Known and respected as the man who can get any job done, Ichabod has seen his share of adventure. Most of which have been highly exaggerated by bards. Still, the man has his famous reputation for a reason. Whether it be climbing a temperamental mountain for eggs or escorting orphans to their new homes, Ichabod takes every job seriously and makes sure he is as prepared as he can be. Not that it helps since things always take a turn for the worse.

Available on Amazon!
Add it on Goodreads!

Excerpt: Preparing for Galaces

“Is this any way to greet an old friend?” a dwarf in dark gray chainmail asks before plugging his ears with his dark red beard. Wanting the bard to stop, the mountaineer marches over and puts a hand over the young woman’s mouth. “Are you supposed to use her as bait? I did hear there’s a hobgoblin pack that moved in a few months ago. You know how those drooling scavengers love elf flesh.”

“Sorry about that, Dex. She latched on at my last stop and I haven’t been able to shake her off,” Ichabod replies, shaking his guide’s hand. He rubs his own black and white beard at the sight of how his friend shows no sign of graying. “I have to give this one credit for tenacity, but this is where we part ways. Galaces Mountain is not a place to go unless you have experience, an excellent guide, and common sense.

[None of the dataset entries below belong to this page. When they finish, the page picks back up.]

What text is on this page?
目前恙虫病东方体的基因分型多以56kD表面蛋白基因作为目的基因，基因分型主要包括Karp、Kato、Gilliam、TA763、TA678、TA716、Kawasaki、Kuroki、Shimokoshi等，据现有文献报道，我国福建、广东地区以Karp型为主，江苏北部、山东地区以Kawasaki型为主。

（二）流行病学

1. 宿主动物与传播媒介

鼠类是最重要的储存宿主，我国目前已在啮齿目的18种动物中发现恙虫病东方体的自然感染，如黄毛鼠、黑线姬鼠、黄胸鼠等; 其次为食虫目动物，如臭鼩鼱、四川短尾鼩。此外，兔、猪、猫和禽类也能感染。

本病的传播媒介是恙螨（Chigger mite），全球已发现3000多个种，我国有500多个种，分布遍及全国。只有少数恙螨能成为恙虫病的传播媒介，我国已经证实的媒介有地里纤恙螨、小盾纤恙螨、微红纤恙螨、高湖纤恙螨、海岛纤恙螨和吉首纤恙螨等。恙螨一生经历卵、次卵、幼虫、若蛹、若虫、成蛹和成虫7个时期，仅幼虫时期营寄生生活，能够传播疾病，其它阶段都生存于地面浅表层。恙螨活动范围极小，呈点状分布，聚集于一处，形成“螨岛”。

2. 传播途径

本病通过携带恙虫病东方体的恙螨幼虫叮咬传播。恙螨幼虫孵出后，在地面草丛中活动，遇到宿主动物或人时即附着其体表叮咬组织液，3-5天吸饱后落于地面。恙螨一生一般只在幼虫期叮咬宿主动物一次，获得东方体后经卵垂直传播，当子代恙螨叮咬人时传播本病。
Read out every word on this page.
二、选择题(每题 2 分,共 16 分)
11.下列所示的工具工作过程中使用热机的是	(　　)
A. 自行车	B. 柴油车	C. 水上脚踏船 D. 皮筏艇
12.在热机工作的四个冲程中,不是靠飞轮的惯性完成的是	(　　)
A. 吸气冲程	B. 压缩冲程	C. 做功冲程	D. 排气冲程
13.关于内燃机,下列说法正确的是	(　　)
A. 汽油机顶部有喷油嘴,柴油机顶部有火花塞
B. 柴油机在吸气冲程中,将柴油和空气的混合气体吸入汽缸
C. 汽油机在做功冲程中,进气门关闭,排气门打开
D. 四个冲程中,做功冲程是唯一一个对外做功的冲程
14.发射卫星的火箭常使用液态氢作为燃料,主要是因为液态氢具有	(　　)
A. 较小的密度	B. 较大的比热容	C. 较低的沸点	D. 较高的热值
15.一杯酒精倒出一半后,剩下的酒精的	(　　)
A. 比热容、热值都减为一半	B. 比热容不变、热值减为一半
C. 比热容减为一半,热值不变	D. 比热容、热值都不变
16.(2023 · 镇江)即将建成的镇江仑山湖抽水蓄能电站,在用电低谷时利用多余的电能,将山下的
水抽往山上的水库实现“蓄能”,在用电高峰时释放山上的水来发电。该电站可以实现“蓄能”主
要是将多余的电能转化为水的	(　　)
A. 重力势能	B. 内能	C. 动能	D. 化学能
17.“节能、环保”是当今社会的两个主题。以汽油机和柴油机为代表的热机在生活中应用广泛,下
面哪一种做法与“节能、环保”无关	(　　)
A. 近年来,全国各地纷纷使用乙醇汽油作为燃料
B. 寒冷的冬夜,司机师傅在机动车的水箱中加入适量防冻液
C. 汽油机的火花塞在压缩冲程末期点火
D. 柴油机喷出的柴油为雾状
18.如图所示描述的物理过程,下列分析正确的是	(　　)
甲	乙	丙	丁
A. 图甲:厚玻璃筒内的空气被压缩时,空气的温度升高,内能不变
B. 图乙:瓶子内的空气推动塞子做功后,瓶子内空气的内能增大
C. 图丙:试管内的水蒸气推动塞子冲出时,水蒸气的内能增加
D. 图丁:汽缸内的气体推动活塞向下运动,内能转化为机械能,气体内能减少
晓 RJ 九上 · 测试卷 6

So far, I don’t see you having any of those things and I’m not going to babysit.”

“I must go. That’s the only way I can write about your newest adventure,” the bard insists, unwittingly proving Ichabod right. She crosses her arms and meets the icy stare of the dwarf, who she considers leaving out of her tale. “Being the first to speak of your climb will help my reputation. I promise not to cause any trouble and pull my own weight. Elves are graceful and agile, which makes us perfect companions for whatever it is you’re doing. Besides, Galaces Mountain doesn’t look like that bad a climb. The stories must be nothing more than colorful exaggerations.”

Ichabod puts on a pair of white-palmed gloves and slips a blue band on his finger, a charge going through his body to enhance his lungs. “I suddenly relate very well to this mountain. Take a look at the empty space between us and Galaces. You’ll see why this place has earned a reputation.”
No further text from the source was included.